November crude futures ended down $1.57 at $63.90 a barrel on the New York Mercantile Exchange, having reached a session low of $63 earlier in the day.

Speaking at a press conference at the White House, Bush asked Congress to send a bill to his desk that allows refineries to expand and new refineries to be built.

"It ought to be clear to everybody that this country needs to build more refining capacity to be able to deal with the issues of tight supply," he said. He noted that a new refinery hasn't been built in the country since the 1970s.

Some experts have speculated that refinery bottlenecks, not crude shortage, have resulted in the restricted flow of refined energy products.

Easing the regulations on refinery construction has been part of Bush's energy plan for the last several months, and much of Tuesday's slide in crude prices was also likely due to Monday's announcement that the U.S. may tap its strategic reserve.

Noting the sluggish recovery process for oil production and refinery facilities in the Gulf Coast following hurricanes Katrina and Rita, Energy Secretary Samuel Bodman said Monday that the U.S. would tap the Strategic Petroleum Reserve (SPR) to make up for the energy supply shortfall.

As of Monday, 93 percent of crude production and 75 of natural gas facilities were closed in the Gulf of Mexico due to the hurricanes, according to Reuters. The region supplies the U.S. with more than 25 percent of its incoming crude oil and natural gas.

A wave of profit-taking also struck the market as investors became more certain that the demand for crude was diminishing.

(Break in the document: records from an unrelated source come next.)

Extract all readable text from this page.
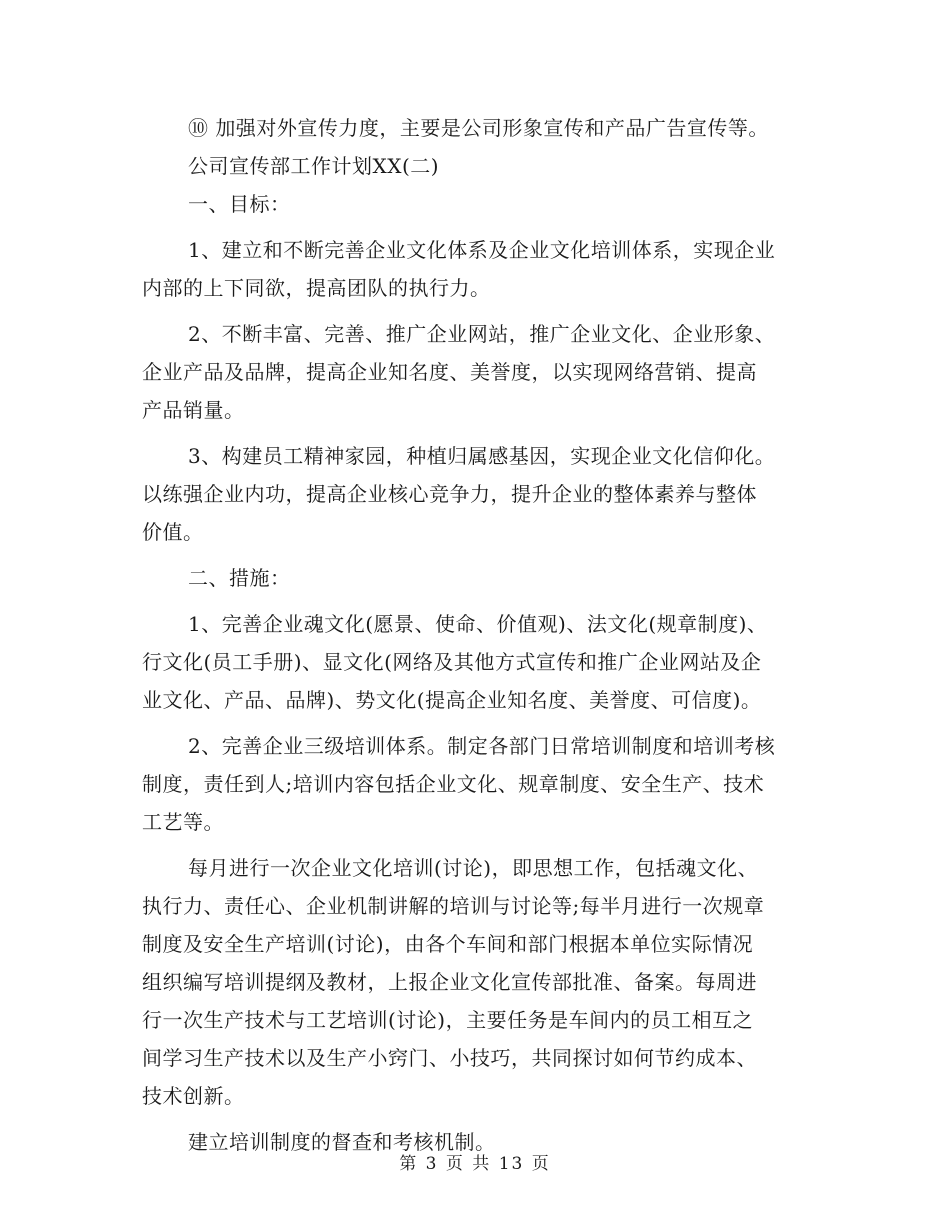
⑩ 加强对外宣传力度，主要是公司形象宣传和产品广告宣传等。
公司宣传部工作计划XX(二)
一、目标：
1、建立和不断完善企业文化体系及企业文化培训体系，实现企业
内部的上下同欲，提高团队的执行力。
2、不断丰富、完善、推广企业网站，推广企业文化、企业形象、
企业产品及品牌，提高企业知名度、美誉度，以实现网络营销、提高
产品销量。
3、构建员工精神家园，种植归属感基因，实现企业文化信仰化。
以练强企业内功，提高企业核心竞争力，提升企业的整体素养与整体
价值。
二、措施：
1、完善企业魂文化(愿景、使命、价值观)、法文化(规章制度)、
行文化(员工手册)、显文化(网络及其他方式宣传和推广企业网站及企
业文化、产品、品牌)、势文化(提高企业知名度、美誉度、可信度)。
2、完善企业三级培训体系。制定各部门日常培训制度和培训考核
制度，责任到人;培训内容包括企业文化、规章制度、安全生产、技术
工艺等。
每月进行一次企业文化培训(讨论)，即思想工作，包括魂文化、
执行力、责任心、企业机制讲解的培训与讨论等;每半月进行一次规章
制度及安全生产培训(讨论)，由各个车间和部门根据本单位实际情况
组织编写培训提纲及教材，上报企业文化宣传部批准、备案。每周进
行一次生产技术与工艺培训(讨论)，主要任务是车间内的员工相互之
间学习生产技术以及生产小窍门、小技巧，共同探讨如何节约成本、
技术创新。
建立培训制度的督查和考核机制。
第 3 页 共 13 页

"I think that what we may be seeing is the realization that if crude is not the problem, then we can't justify prices at $60 a barrel," Bill O'Grady, the assistant director of market analysis for A.G. Edwards, told CNN/Money.

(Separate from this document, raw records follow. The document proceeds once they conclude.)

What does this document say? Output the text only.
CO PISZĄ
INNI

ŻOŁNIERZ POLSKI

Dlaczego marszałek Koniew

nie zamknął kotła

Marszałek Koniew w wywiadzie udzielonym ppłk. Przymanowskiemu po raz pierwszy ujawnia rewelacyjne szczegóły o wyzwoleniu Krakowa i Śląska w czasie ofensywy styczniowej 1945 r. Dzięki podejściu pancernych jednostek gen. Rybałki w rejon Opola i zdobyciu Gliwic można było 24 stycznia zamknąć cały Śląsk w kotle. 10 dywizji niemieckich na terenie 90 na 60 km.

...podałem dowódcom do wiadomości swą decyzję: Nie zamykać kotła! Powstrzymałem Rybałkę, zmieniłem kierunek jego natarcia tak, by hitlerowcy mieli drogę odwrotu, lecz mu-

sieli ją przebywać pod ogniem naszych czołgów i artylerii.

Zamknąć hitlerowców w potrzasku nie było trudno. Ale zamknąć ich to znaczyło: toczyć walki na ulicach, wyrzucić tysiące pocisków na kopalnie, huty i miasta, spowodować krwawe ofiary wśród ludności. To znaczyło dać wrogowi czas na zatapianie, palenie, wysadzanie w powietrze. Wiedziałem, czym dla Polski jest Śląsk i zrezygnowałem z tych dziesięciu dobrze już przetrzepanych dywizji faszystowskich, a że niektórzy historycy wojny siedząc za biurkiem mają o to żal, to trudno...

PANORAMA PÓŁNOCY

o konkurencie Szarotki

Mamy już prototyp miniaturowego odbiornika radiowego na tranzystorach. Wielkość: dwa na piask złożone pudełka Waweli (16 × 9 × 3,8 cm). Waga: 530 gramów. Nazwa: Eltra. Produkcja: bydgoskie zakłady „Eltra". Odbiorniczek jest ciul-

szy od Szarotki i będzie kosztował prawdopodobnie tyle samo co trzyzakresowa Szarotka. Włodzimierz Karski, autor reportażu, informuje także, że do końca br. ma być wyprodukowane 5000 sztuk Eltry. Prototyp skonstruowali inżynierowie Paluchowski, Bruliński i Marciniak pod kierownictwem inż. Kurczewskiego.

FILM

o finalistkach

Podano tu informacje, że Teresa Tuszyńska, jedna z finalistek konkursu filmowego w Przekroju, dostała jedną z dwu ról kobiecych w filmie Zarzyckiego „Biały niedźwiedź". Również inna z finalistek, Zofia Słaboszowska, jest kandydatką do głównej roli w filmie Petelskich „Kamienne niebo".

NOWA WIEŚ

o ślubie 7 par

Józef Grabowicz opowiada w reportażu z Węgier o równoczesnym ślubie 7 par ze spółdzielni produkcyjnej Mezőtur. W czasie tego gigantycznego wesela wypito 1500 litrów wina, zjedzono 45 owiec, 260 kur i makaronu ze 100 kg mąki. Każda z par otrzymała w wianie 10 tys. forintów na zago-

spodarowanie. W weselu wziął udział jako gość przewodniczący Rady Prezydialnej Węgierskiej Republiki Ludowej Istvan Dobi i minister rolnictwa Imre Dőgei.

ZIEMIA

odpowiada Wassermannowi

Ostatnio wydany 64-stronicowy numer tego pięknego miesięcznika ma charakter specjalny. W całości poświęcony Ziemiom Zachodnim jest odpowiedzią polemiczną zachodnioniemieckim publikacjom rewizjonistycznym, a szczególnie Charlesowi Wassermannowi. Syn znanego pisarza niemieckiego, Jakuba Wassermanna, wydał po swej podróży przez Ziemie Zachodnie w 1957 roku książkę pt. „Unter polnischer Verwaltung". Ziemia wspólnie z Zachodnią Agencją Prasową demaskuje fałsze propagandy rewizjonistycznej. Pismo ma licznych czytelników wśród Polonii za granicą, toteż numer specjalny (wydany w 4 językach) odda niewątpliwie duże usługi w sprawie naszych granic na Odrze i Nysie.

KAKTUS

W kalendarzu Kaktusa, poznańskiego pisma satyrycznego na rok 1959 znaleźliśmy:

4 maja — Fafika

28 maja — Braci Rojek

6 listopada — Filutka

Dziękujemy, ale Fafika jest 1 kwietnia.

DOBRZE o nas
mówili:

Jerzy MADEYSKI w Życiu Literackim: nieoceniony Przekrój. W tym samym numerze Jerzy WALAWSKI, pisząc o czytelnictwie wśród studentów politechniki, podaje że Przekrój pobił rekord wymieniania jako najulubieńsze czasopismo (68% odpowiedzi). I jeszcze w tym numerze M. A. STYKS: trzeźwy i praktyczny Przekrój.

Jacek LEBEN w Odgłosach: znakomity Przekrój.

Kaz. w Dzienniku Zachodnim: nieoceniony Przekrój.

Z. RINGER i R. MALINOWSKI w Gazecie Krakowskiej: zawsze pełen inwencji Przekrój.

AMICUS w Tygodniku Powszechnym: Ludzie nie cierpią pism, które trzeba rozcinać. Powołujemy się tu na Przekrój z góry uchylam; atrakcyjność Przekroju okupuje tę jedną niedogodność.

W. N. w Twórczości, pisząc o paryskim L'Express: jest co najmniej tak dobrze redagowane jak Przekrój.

Even if the U.S. government opted to tap crude stockpiles, ExxonMobil (down $1.77 to $60.72, Research) president Rex Tillerson told Reuters Tuesday that government efforts to increase the supply of crude is not needed by the industry.

"Out of crude that was made available, only a third of it was actually picked up by the industry," Tillerson told the news agency.

Oil was loaned from the SPR following Hurricane Katrina to compensate for down oil production facilities along the Gulf Coast.

November wholesale gasoline prices fell as well, dipping by 5.22 cents to $2.01 per gallon.